Another more ambitious idea would be design of a sort of protocol object for tabular statistical data, that would stand for some sort of "standard of respectability", so that when someone presented a summary graph excerpted from some source, the "proper" way to do it would be as a defined operation (in part maybe a sort of "SQL Lite") on the protocol object, but anyone reading the article could pull the object out of that context and turn it this way and that so they stuck with the slanted and cherry-picked print-bite.

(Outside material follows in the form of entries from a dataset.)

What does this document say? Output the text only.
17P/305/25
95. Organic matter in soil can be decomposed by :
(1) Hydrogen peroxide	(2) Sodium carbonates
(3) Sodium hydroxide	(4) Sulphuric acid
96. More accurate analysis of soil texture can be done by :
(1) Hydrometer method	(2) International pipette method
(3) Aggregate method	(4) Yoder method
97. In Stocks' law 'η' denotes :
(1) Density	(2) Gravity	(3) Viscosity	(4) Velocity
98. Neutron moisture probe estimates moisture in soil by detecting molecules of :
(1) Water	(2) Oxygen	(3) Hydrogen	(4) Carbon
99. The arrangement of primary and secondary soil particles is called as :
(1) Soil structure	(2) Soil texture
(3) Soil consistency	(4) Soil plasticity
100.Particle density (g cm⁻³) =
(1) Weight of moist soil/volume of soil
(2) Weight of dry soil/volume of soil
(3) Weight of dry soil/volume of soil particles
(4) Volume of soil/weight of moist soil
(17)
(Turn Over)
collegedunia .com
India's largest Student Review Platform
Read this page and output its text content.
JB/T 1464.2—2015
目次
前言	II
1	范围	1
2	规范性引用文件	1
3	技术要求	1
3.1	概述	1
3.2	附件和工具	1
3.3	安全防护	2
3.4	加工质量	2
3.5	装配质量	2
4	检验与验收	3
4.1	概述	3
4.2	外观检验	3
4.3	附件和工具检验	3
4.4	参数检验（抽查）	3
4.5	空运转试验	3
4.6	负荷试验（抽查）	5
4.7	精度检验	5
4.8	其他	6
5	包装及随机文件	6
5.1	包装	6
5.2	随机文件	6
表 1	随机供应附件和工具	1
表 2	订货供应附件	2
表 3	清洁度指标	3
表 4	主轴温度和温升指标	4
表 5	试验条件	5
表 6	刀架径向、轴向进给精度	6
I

Replies from: ChristianKl, ChristianKl
comment by ChristianKl · 2014-07-28T10:37:19.957Z · LW(p) · GW(p)

Judging politicians by their quotes is a bad idea anyway. The quotes of a political speech are what the speech writer of the politician thought the audience wants to hear.

I find websites such as factcheck to be a lot more valuable for the political discourse.

comment by ChristianKl · 2014-07-28T10:35:24.962Z · LW(p) · GW(p)

It's easy on Lesswrong in particular by just clicking on your name link, so I can see you've been pitching in on the thread "Another "LessWrongers are crazy" article - this time on Slate", and I think the record goes back years -- probably since you've been a member. If

It easy to get a list of all posts. It's not easy to automatically search with them in a way that distinguishes between a person having said something himself and a person who responds to them having said something.